Hier tönet eine Leier
Mit goldnen Zaubersaiten,
Dort regt ein Schwan melodisch
Die diamantnen Schwingen;
Hier zischt ein Pfeil, dort drohet
Ein riesenförm'ger Löwe;
Hier stürmt ein mächt'ger Adler,
Dort spielt ein sorgenloser
Delphin, und schaut zuweilen
Nach einem Flügelpferde,
Das, von dem weiten Wege
Erschöpft, im Perlenstaube
Der Himmelsflur sich wälzet.
Ein Engel Gottes schwebet
Umher, und hält auf Ordnung.
Es drängen sich die Federn
Der majestät'schen Flügel,
Stets sich erneuernd, eine
Die andere. Mitleidig
Läßt manche er auf Erden,
In der Gestalt von Schuppen,
Herniederfallen.
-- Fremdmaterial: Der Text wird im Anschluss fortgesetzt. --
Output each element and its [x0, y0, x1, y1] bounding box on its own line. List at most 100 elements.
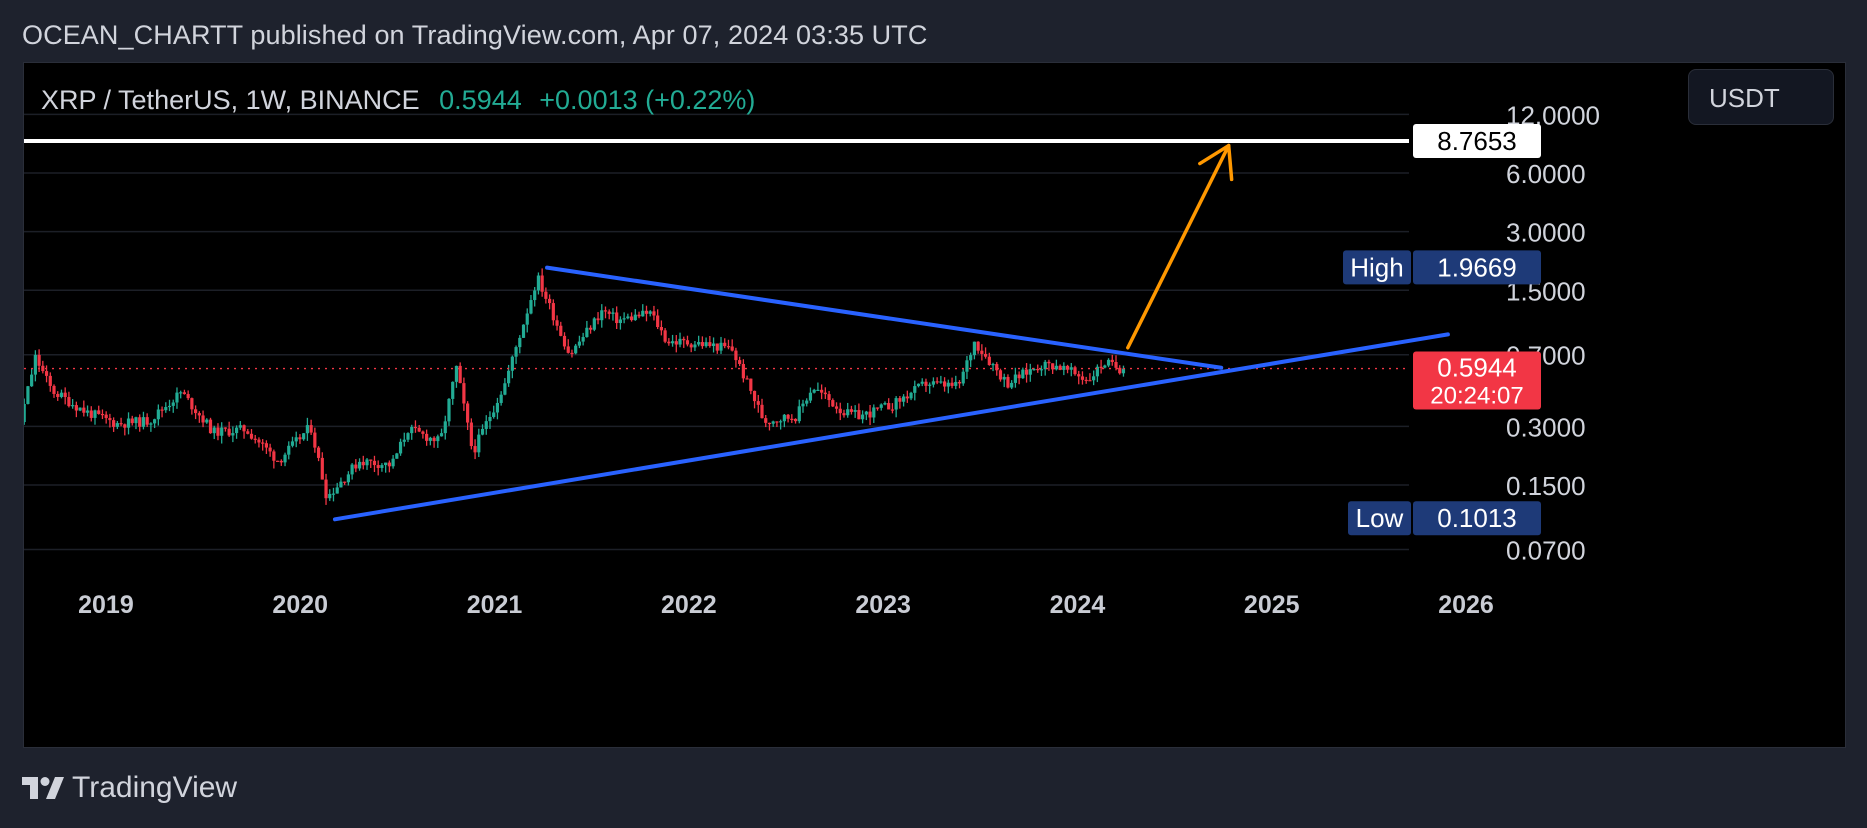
- low-value-badge: 0.1013: [1437, 503, 1517, 533]
- candle-body: [149, 423, 153, 425]
- candle-body: [831, 400, 835, 407]
- candle-body: [462, 383, 466, 404]
- candle-body: [93, 410, 97, 418]
- candle-body: [577, 341, 582, 346]
- candle-body: [991, 364, 995, 366]
- candle-body: [782, 414, 786, 422]
- candle-body: [480, 428, 485, 435]
- candle-body: [26, 386, 30, 404]
- candle-body: [354, 464, 358, 469]
- currency-button[interactable]: USDT: [1688, 69, 1834, 125]
- candle-body: [115, 423, 119, 427]
- x-tick-label: 2026: [1438, 591, 1494, 619]
- candle-body: [980, 350, 984, 354]
- candle-body: [257, 439, 261, 443]
- candle-body: [797, 406, 801, 422]
- candle-body: [1028, 369, 1032, 375]
- candle-body: [406, 433, 410, 440]
- candle-body: [432, 437, 436, 442]
- candle-body: [607, 311, 611, 314]
- candle-body: [1032, 368, 1036, 371]
- candle-body: [372, 460, 377, 466]
- candle-body: [395, 453, 399, 459]
- candle-body: [44, 371, 49, 376]
- candle-body: [85, 410, 90, 413]
- candle-body: [656, 315, 660, 327]
- y-tick-label: 3.0000: [1506, 218, 1586, 248]
- candle-body: [1051, 363, 1055, 370]
- candle-body: [369, 459, 373, 461]
- candle-body: [820, 389, 824, 393]
- candle-body: [343, 481, 347, 483]
- candle-body: [939, 381, 943, 383]
- candle-body: [834, 406, 839, 409]
- candle-body: [361, 461, 365, 466]
- candle-body: [674, 341, 678, 345]
- candle-body: [566, 346, 570, 353]
- candle-body: [380, 465, 384, 468]
- candle-body: [961, 371, 965, 384]
- candle-body: [56, 393, 60, 397]
- candle-body: [548, 298, 552, 304]
- candle-body: [134, 417, 138, 424]
- candle-body: [879, 404, 883, 408]
- footer[interactable]: TradingView: [22, 770, 237, 806]
- candle-body: [808, 392, 813, 401]
- candle-body: [730, 346, 734, 351]
- candle-body: [521, 324, 526, 338]
- candle-body: [1039, 369, 1044, 371]
- candle-body: [30, 374, 34, 387]
- candle-body: [935, 381, 939, 383]
- candle-body: [391, 458, 395, 467]
- candle-body: [52, 385, 56, 394]
- candle-body: [704, 342, 708, 347]
- candle-body: [104, 414, 108, 419]
- candle-body: [447, 398, 451, 422]
- candle-body: [726, 346, 731, 348]
- high-label-badge: High: [1350, 252, 1403, 282]
- candle-body: [775, 421, 779, 423]
- chart-panel[interactable]: 12.0000 6.0000 3.0000 1.5000 0.7000 0.3000 0.1…: [23, 62, 1846, 748]
- candle-body: [1114, 362, 1118, 368]
- candle-body: [995, 364, 999, 371]
- candle-body: [466, 403, 470, 423]
- candle-body: [201, 415, 205, 423]
- candle-body: [600, 310, 604, 321]
- candle-body: [89, 410, 93, 418]
- candle-body: [1062, 365, 1066, 370]
- candle-body: [436, 436, 440, 442]
- candle-body: [957, 381, 962, 384]
- x-tick-label: 2021: [467, 591, 523, 619]
- candle-body: [492, 412, 496, 417]
- candle-body: [387, 462, 391, 467]
- candle-body: [689, 344, 693, 348]
- candle-body: [1002, 376, 1006, 380]
- candle-body: [857, 410, 861, 420]
- candle-body: [294, 437, 298, 442]
- candle-body: [425, 433, 429, 441]
- candle-body: [697, 342, 701, 345]
- candle-body: [1047, 361, 1051, 364]
- candle-body: [551, 303, 555, 321]
- candle-body: [1043, 361, 1047, 370]
- candle-body: [931, 381, 936, 385]
- target-badge-bg: [1413, 123, 1541, 158]
- candle-body: [868, 411, 872, 418]
- last-price-badge: 0.5944: [1437, 353, 1517, 383]
- candle-body: [458, 365, 462, 384]
- candle-body: [752, 390, 757, 402]
- candle-body: [711, 343, 716, 347]
- footer-brand: TradingView: [72, 771, 238, 804]
- candle-body: [905, 396, 909, 399]
- candle-body: [231, 433, 235, 436]
- legend-price: 0.5944: [439, 85, 522, 115]
- candle-body: [223, 427, 228, 429]
- candle-body: [902, 396, 906, 402]
- candle-body: [745, 378, 749, 380]
- candle-body: [693, 344, 697, 348]
- candle-body: [816, 389, 820, 391]
- candle-body: [842, 413, 846, 416]
- price-chart[interactable]: 12.00006.00003.00001.50000.70000.30000.1…: [24, 63, 1845, 747]
- candle-body: [443, 421, 447, 434]
- candle-body: [924, 381, 928, 386]
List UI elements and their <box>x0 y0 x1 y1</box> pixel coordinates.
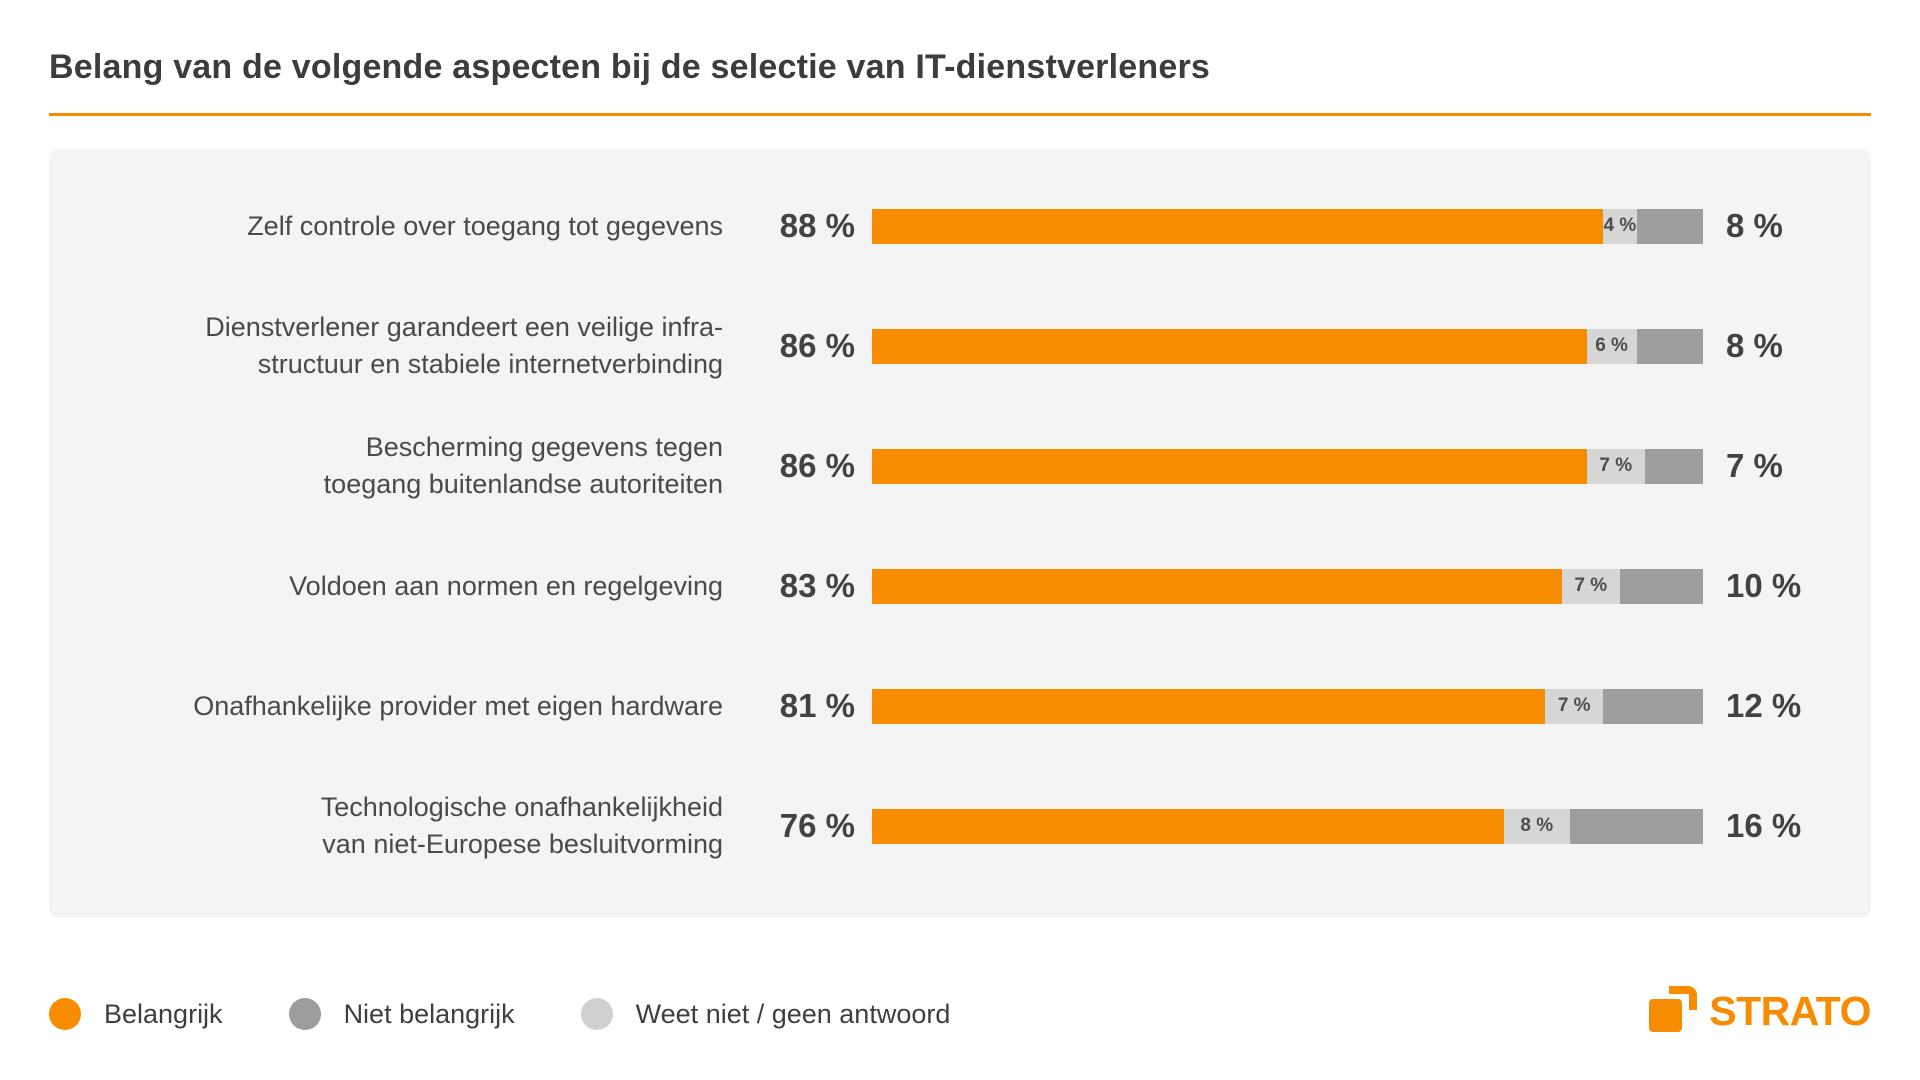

Irrig
Hält sie der Mensch für eine
Unsel'ge Vorbedeutung.
Im Gegentheile bringen
Sie Wohlfahrt und Gedeihen
Dem Orte, wo sie fallen:
Es kann uns ja vom Himmel
Nur Glück und Segen kommen.
 
 
 

Anmerkung des Herausgebers K. F. von Großheinrich:
 
Schon damals besaß Elisabeth Kulmann eine Menge Kenntnisse, die man bei jungen Leuten, deren Alter das ihrige um die Hälfte übersteigt, nur äußerst selten, und vielleicht nie mit derselben Bestimmtheit und Vollkommenheit antrifft. Demungeachtet bemerkte man nie an ihr eine Neigung, den Umfang ihrer Kenntnisse zu zeigen. »Aber warum soll man, sagte mein seliger Freund de Rossi, seine Nase nicht zeigen, wenn man eine hat, und gerade von Nasen die Rede ist?« Bei Beschreibung einer schönen Nacht läßt es sich nicht wohl vermeiden, der Sterne zu erwähnen, die, in Abwesenheit des Mondes, gewiß ihr herrlichster Schmuck sind. Auch hat sie es gethan, und, wie wir hoffen, auf eine selbst Kennern der Kunst genügende Weise.